Both of them reentered the room. They still wanted the phone number to my host and I finally got to use the translator’s cell phone to connect to my Facebook account where I could retrieve the phone number. My host was called. The forms I had filled in said that she was Japanese and her name is Japanese, so they were quite surprised when she had a hard time understanding and speaking Japanese. I remember thinking “Great, even more on the table to make me look like BSer”. Thankfully, the problem was sorted out rather quickly (she grew up in England; she is a non-native Japanese person with a Japanese name and Japanese parents). And from this point on, the story gets better. They did like the information that she works for the Japan Times. A quick talk with a Swede from the Swedish embassy sorted out how we’ll fix the issue: We’ll just make me a new passport. It’s not that hard if you’re a Swede. After everyone had been informed that the situation could and would be solved without having to send me back home (which the immigration officers originally had hoped for, I noticed (“The easiest option is if you go home. Would you consider doing that?”. The answer was of course a big phat no)) I was left to wait for some papers to be filled out and some stamp to be used on those to make it official and what not, but that wasn’t too bad. The problem seemed to have been solved, after all.

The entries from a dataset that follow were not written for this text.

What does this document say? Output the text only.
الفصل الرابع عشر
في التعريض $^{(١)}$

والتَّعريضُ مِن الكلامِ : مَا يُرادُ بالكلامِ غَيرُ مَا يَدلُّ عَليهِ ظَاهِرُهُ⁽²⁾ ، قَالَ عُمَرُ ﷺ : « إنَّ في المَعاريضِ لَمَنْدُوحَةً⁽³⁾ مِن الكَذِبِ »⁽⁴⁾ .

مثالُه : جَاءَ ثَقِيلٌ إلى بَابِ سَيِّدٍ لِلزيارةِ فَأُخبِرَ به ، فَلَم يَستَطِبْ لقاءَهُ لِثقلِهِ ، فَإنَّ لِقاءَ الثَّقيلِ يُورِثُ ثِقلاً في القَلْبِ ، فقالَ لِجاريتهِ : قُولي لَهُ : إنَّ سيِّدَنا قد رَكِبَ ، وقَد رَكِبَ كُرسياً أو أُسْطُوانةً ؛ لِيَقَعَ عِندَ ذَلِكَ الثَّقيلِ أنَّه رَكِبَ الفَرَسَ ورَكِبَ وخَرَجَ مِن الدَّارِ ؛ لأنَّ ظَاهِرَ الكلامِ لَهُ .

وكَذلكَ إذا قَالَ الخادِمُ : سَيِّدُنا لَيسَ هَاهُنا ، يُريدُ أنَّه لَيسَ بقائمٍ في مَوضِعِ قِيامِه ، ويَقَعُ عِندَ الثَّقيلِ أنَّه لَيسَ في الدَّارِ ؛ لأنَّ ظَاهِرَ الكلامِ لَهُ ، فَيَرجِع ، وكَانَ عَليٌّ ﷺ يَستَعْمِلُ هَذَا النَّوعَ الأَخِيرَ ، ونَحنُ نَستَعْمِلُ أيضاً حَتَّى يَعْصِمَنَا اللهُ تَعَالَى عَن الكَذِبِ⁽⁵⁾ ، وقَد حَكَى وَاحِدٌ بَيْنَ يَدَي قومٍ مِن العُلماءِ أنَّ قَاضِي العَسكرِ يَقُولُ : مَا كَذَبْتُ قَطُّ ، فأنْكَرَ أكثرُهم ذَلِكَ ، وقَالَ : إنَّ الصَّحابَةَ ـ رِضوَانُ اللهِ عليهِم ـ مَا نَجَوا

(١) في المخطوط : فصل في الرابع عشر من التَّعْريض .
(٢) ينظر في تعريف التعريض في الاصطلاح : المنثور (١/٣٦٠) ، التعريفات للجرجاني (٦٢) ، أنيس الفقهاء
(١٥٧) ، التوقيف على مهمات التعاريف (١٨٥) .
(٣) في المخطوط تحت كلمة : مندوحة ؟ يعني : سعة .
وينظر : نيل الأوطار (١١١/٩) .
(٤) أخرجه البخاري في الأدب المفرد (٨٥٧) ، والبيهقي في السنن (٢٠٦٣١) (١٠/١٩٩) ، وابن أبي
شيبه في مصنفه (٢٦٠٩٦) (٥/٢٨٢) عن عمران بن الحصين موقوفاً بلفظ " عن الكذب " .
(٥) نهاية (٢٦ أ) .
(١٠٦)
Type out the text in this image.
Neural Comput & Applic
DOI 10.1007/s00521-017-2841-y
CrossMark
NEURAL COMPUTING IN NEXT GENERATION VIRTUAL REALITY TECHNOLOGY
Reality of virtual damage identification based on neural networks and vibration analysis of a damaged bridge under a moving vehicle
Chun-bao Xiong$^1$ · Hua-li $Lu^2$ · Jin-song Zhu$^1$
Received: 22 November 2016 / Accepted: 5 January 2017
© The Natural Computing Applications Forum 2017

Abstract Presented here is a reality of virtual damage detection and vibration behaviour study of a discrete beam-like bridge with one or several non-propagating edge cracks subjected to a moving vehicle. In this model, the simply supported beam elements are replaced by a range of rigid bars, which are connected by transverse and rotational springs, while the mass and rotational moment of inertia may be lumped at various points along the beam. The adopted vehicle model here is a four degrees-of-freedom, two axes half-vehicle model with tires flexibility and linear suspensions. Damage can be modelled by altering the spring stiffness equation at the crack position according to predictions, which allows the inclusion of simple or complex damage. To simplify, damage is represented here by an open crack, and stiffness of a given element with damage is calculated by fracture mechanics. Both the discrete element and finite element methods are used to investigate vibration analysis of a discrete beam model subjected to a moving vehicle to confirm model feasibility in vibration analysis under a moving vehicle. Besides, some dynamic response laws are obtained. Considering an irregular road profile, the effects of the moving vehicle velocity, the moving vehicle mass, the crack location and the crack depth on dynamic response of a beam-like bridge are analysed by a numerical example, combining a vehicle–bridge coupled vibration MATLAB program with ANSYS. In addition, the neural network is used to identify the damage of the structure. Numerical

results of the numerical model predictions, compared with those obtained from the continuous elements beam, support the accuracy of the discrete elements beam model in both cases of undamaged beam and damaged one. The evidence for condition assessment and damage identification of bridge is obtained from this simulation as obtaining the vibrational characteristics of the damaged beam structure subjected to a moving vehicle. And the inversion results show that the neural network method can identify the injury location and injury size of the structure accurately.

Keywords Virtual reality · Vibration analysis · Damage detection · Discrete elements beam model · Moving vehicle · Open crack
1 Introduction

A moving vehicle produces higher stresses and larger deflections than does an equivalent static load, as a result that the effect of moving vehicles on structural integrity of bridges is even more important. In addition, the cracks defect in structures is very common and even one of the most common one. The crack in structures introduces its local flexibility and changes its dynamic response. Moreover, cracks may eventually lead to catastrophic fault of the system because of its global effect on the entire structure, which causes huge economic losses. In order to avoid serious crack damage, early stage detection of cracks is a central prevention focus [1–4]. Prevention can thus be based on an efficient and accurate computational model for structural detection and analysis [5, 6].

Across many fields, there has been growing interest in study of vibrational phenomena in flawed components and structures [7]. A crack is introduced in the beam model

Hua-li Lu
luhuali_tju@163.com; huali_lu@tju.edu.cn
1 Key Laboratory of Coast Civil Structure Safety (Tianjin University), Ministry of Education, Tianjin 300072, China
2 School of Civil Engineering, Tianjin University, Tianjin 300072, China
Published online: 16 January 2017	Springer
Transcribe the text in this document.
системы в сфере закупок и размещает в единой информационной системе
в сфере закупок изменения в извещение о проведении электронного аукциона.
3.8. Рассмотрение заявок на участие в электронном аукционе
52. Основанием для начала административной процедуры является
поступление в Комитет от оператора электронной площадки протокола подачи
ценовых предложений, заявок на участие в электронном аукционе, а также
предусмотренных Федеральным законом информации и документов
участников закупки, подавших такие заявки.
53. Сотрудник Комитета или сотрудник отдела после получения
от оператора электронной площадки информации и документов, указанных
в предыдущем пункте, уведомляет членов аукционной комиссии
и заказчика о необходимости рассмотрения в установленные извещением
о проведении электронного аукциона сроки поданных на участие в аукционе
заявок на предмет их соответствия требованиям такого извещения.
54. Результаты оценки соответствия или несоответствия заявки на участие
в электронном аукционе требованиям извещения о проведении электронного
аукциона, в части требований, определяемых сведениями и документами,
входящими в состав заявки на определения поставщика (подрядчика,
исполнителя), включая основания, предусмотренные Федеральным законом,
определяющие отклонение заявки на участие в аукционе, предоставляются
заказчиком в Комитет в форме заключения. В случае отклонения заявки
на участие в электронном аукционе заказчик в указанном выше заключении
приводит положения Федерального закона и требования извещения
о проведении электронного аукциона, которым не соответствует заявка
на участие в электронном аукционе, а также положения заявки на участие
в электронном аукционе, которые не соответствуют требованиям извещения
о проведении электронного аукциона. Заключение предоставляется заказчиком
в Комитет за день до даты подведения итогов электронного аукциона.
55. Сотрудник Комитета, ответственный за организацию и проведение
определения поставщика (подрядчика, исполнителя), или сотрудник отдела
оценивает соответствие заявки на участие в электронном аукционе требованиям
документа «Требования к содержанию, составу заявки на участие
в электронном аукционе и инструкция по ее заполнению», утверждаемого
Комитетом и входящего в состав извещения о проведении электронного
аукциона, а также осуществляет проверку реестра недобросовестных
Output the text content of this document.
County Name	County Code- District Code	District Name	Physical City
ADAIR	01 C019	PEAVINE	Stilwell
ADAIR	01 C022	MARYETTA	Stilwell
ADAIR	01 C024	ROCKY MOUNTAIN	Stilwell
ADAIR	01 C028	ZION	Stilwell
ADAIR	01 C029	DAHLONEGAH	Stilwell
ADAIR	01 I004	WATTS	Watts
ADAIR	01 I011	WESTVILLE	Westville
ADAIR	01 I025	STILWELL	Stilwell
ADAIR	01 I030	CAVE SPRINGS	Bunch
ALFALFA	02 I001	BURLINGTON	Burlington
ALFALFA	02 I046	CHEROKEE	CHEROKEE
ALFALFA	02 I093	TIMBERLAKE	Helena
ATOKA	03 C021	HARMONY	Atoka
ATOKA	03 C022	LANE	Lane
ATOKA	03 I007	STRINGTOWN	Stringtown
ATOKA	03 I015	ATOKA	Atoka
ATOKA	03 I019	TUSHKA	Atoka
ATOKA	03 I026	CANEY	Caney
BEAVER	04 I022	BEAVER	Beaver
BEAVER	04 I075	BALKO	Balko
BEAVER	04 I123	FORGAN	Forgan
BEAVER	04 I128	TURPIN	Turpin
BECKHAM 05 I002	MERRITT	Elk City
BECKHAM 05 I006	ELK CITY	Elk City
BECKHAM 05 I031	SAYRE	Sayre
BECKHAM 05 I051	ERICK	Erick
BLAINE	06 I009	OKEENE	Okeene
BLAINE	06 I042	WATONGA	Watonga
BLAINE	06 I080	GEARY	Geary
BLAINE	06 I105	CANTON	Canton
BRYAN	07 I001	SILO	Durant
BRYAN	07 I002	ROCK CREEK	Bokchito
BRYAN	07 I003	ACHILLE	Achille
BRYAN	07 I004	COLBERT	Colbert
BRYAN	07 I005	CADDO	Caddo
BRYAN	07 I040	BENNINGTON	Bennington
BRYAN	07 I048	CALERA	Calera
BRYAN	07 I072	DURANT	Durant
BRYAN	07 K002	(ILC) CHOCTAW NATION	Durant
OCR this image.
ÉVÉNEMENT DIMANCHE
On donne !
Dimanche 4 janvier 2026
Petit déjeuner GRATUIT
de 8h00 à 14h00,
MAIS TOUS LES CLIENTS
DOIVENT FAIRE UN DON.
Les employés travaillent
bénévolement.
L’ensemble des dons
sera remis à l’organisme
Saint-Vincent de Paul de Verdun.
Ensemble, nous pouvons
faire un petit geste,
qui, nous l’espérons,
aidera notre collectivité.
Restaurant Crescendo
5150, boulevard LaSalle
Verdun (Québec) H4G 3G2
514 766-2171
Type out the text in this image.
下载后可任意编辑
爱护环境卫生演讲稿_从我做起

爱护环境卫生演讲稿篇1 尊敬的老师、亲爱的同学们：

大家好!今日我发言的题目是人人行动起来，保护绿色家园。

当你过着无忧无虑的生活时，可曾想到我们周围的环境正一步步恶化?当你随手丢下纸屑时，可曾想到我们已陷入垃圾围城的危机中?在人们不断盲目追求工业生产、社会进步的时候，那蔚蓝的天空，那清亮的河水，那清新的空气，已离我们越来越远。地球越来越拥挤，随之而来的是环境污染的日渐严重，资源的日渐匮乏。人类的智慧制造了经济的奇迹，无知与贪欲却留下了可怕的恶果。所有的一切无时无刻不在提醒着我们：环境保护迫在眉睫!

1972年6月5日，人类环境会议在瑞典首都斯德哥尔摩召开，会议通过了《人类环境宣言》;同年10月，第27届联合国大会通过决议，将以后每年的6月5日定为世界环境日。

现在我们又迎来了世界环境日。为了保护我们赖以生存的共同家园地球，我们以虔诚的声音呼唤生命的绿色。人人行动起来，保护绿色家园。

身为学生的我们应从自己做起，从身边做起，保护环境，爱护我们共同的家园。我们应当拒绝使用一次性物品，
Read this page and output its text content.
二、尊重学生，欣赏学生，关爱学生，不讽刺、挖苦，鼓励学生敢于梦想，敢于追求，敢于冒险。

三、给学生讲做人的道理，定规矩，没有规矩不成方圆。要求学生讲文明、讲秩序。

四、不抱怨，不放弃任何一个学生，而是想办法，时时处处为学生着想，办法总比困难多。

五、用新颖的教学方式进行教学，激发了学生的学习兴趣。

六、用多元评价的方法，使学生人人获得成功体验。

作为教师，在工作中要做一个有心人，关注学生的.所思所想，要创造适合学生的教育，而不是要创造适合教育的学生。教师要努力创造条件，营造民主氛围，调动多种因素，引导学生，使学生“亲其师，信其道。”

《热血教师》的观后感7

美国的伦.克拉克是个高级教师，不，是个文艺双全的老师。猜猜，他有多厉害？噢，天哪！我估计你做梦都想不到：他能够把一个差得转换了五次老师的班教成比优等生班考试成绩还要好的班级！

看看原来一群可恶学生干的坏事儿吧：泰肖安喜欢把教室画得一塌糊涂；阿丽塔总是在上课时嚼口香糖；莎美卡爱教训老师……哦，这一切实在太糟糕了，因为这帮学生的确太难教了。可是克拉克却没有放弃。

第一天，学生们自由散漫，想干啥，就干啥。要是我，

So, 6 hours delayed, I left them and thanked them for their patience (who had to be patient again?) and gathered my stuff, went through a rather exhaustive search through all my gear, took a train ride that seemed to last forever and finally got reunited with Shibuya, a place I had spent a lot of time in in the past.
I guess the story ends here. At least for this time. What’s left to tell of that day includes even more of the exhaustiveness I felt before and more waiting. And who wants to read about the very pleasant time I had with my host? That I finally got some food in m’belly and a surprisingly good sleep? Nah.
The moral of the story? Maybe that would be that it takes the Japanese to catch an American screw up. ;]
That’s it for this time. Maybe there’ll be another time. Maybe not.
(If you read this, I admire your patience. Either that, or you read it the wrong way.)